Last week, the Supreme Court struck down the 1996 Defense of Marriage Act, which denied legally married same-sex couples the federal benefits that opposite-sex spouses can claim.
The federal law “places same-sex couples in an unstable position of being in a second-tier marriage,” Justice Anthony Kennedy wrote in the 5-4 decision.
The court stopped short of declaring a constitutional right for gays to marry. It also allowed gay marriages to resume in California, without ruling directly on that state’s voter-approved ban.
The New Jersey filing today was on behalf of Garden State Equality, an advocacy group, and six same-sex couples.

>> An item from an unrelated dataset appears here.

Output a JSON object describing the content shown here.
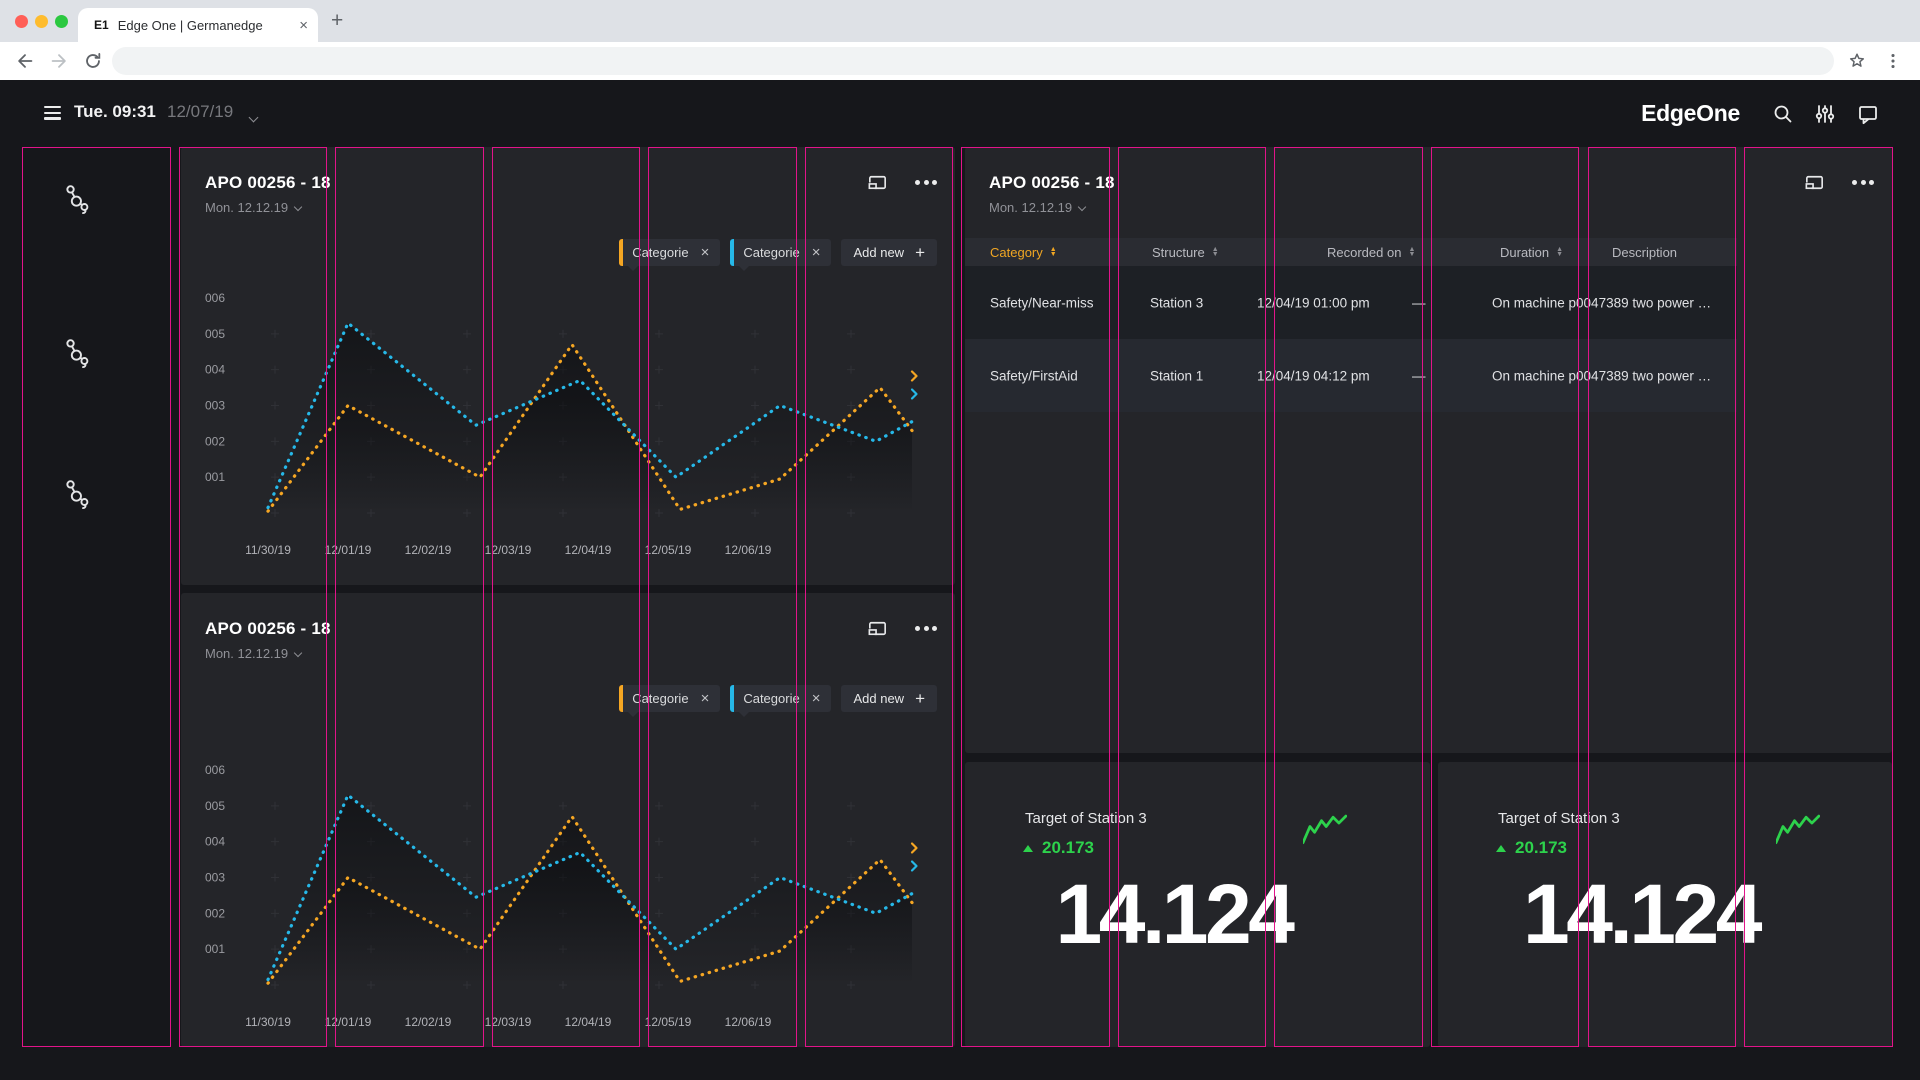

Lambda Legal first sued in New Jersey in 2002 seeking marriage equality. In 2006, the state Supreme Court ruled that same-sex couples must get all the benefits of marriage. It didn’t require gay marriages, and gave the Legislature 180 days to act. The state passed a civil-union law later that year.
In June 2011, Lambda Legal sued for the freedom to marry, saying civil unions violated the state and federal constitutions. The motion today asks Superior Court Judge Mary Jacobson to rule before a trial. Last week, Jacobson gave the state a month to respond to today’s filing. She set Aug. 15 for oral arguments.
“The Supreme Court of the United States has spoken, and it is clear that the time for marriage equality is now,” Troy Stevenson, executive director of Garden State Equality, said in a statement. “The debate is over, the facts are in, civil unions are not and never will be equal to marriage.”
The New Jersey case is Garden State Equality v. Dow, L-001729-11, New Jersey Superior Court, Mercer County (Trenton).